Local elections 2024: ‘Here’s what Labour has done for Brighton in just one year’

Bella Sankey
Brighton seafront
Photo: Stephen Green-Price/Shutterstock

It’s been almost a year since Labour took control of Brighton and Hove City Council, securing our first overall majority in over 20 years. Two decades of No Overall Control in our city led to dysfunction and slow decision making. The Greens created financial chaos and showed themselves unable to govern.

We’ve achieved a huge amount in our first year. Some of our early actions were to reverse decisions of the previous Green administration. So we’ve reopened and refurbished our public toilets, restored our life-saving lifeguard service, and cancelled planned 300% hikes in parking charges.

We’re the first English council to pass a policy which gives priority to children on free school meals in secondary school admissions. This has been welcomed by the Sutton Trust and educationalists across the country as a major, transformative, step towards driving better educational outcomes across the board. We’ve also extended Free School Meal vouchers to children educated outside of mainstream settings.

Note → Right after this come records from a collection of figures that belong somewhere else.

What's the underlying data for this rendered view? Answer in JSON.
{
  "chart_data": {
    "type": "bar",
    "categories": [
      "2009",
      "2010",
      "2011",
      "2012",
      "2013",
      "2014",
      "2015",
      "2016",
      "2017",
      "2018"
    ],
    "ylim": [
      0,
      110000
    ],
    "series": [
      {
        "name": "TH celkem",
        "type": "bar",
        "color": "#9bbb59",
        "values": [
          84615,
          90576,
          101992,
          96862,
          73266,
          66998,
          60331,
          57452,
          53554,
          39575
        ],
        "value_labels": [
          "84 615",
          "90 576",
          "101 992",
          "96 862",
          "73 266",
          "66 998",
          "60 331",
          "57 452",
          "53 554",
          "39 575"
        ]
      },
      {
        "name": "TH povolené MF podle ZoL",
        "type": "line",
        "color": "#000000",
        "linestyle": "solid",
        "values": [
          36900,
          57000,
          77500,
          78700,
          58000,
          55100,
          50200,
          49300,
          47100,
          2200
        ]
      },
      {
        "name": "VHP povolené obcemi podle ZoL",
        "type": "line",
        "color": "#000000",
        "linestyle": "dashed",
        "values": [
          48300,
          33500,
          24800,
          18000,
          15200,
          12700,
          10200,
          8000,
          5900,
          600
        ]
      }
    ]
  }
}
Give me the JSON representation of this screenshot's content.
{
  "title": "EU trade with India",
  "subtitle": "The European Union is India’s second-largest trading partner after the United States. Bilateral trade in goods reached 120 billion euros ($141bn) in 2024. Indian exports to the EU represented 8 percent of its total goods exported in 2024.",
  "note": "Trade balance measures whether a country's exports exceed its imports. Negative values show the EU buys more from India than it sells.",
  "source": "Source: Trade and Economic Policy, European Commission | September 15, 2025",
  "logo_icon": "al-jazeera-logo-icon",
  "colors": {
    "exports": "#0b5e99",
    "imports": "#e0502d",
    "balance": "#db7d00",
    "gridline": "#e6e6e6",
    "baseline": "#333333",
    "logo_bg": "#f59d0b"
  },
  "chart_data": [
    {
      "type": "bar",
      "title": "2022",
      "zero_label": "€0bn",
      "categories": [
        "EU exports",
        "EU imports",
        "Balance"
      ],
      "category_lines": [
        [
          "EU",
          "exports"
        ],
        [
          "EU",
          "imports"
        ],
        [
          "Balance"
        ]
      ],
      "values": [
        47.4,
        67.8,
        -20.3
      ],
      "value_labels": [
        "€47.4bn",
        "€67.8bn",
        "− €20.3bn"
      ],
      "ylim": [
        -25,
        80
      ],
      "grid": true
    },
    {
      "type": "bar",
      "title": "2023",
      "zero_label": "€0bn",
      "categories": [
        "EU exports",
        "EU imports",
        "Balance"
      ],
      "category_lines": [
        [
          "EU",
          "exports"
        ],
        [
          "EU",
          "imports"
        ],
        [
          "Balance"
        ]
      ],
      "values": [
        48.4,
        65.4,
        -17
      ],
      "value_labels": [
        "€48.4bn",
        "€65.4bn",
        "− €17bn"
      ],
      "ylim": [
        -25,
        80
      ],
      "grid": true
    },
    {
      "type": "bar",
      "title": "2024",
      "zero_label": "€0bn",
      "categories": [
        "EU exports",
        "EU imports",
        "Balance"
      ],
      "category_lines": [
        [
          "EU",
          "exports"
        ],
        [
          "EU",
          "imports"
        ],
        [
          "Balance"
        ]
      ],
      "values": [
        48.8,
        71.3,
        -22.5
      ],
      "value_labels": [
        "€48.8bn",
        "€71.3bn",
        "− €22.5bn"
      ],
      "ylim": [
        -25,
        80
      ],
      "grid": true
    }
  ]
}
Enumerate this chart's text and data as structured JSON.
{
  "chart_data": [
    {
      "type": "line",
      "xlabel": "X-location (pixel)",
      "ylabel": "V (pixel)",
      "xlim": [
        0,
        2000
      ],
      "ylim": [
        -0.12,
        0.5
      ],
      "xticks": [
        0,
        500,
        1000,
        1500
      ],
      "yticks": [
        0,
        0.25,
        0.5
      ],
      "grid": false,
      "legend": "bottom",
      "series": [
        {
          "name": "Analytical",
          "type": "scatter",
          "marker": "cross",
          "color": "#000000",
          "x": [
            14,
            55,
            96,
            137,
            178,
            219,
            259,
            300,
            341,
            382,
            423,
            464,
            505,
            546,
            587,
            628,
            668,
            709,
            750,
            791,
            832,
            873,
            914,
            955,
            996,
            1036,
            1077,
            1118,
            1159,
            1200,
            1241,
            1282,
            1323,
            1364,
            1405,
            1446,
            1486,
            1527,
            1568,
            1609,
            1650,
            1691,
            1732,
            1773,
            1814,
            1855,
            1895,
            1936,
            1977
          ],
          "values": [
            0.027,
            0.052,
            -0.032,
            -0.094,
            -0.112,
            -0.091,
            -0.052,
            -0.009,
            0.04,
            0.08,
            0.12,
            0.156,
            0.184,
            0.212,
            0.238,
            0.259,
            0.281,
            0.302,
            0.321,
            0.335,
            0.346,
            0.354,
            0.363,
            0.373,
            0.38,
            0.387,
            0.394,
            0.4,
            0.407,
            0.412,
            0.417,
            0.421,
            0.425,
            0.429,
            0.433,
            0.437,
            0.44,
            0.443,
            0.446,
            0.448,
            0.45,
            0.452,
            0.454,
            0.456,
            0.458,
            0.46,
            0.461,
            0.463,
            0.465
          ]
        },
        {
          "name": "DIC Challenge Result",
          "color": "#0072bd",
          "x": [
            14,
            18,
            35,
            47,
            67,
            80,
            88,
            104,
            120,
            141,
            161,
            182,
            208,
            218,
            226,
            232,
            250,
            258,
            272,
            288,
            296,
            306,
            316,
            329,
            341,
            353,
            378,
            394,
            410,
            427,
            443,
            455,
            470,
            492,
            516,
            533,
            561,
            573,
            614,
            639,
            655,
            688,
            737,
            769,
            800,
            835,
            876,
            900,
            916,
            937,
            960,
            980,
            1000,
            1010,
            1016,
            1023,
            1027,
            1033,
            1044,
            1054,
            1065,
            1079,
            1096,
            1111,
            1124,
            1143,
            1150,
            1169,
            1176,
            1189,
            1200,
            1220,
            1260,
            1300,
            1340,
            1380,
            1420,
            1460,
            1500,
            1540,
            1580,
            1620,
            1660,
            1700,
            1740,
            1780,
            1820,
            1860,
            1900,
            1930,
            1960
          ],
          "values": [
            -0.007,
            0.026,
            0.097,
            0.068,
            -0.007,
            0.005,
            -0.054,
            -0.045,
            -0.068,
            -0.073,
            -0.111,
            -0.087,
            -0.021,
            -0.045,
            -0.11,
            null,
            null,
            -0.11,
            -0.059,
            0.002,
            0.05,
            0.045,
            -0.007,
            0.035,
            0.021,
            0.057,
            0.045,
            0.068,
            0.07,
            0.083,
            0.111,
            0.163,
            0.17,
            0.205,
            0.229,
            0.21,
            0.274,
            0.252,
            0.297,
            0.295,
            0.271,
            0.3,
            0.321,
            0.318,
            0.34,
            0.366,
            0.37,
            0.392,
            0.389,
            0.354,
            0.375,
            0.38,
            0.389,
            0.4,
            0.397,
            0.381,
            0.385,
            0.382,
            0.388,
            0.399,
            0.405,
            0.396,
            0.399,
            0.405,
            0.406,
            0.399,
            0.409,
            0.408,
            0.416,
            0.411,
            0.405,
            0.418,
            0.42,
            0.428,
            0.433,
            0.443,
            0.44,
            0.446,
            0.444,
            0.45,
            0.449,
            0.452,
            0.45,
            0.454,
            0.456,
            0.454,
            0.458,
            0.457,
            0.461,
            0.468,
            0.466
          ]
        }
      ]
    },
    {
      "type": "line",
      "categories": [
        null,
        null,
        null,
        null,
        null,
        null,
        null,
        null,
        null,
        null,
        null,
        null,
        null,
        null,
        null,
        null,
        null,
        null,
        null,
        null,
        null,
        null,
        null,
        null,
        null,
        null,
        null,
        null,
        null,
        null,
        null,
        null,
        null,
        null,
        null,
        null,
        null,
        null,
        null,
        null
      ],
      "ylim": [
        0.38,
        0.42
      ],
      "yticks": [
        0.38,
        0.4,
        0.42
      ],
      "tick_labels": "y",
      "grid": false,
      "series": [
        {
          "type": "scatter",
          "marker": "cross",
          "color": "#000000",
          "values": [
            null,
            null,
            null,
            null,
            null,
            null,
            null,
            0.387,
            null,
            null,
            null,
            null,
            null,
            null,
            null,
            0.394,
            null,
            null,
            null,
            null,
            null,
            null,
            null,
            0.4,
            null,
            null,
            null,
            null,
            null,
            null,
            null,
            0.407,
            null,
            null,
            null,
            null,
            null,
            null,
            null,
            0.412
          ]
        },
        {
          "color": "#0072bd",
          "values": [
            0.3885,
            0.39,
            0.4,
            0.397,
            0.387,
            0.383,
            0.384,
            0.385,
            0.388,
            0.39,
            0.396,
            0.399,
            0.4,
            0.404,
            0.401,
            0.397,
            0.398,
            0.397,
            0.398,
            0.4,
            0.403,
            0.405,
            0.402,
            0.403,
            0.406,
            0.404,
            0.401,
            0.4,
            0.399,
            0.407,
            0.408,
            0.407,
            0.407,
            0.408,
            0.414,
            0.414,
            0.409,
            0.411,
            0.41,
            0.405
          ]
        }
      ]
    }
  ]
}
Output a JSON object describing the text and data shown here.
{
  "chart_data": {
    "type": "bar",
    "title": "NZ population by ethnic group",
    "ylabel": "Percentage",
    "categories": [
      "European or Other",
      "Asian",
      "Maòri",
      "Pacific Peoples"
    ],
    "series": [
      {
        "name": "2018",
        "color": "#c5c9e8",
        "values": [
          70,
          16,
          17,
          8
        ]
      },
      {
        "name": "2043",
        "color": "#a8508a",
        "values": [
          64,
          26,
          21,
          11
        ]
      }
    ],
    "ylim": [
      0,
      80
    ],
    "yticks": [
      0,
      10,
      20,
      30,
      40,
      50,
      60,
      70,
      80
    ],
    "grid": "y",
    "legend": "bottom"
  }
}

This September, we’ll be launching a landmark pilot project to provide counselling to Year 9 students who are struggling with their emotional and mental health in our city’s secondary schools, mirroring national Party plans on this. We’ve also created the Brighton and Hove Fairness Fund, of over half a million pounds to support residents through the Tory Cost of Living Crisis.

We’ve taken bold action on the environment and climate change, establishing a new Net Zero pathway, leading the country on EV charging infrastructure and securing funding to fully electrify one of our main bus routes. We’ve also forced Southern Water to fund year-round testing of our sea-water to provide reassurance to our sea bathers.

We instructed a King’s Counsel to carry out an investigation into the council’s waste management service and acted on their findings. This has already resulted in significant improvements to our waste and recycling service. We’ve come up with a new approach to tackling hazardous weeds that have grown unchecked, causing pavements to become unsafe. And we’ve redirected resources so that graffiti tags are removed swiftly, while developing a public art strategy to better recognise our rich cultural tradition.

Clamping down on rogue landlords and taking on the government

Brighton and Hove is one of the most expensive places to live in the UK, just behind London and Oxford. So as well as accelerating plans to build social housing and buy back council stock, we are exploring ways to introduce a principal residence policy and force developers to meet the 40% affordable housing requirement in new developments. We’re clamping down on rogue landlords by creating a new landlord licensing scheme, raising standards in our private rental sector.

One of our proudest achievements so far was taking successful litigation against then Home Secretary, Suella Braverman, challenging her appalling policy of accommodating unaccompanied asylum-seeking children in hotels on a systemic basis. The landmark judgment from the High Court last July resulted in an end to the national policy and made clear that all children in need of care should be looked after by local authorities, irrespective of their nationality and immigration status.

Celebrating success and delivering significant change despite Tory cuts

We’ve also celebrated success and service, awarding Freedom of the City to Brighton and Hove Albion for their historic qualification into the Europa League and posthumously to suffragette Mary Clarke who organised in Brighton and gave her life to the cause of women’s equality.

Our greatest challenge has been balancing the budget. Like many councils, 14 years of Tory cuts, with a real-term cut of £100 million since 2010, has left our council finances in a perilous state and for 2024-25 we were forced to find a further £30 million of savings. Despite this financial backdrop, we have delivered significant change for our city and embedded Labour values in everything we do.

Our first year has demonstrated the difference Labour councils make to communities. Hearing Keir Starmer and Angela Rayner’s proposals for the Take Back Control Act and empowering local leaders is so exciting.

Working in lockstep with a Labour Government – just as our last majority Labour Council Leader Lord Bassam did in the late 1990s and early 2000s – I know that Brighton and Hove can be transformed once again.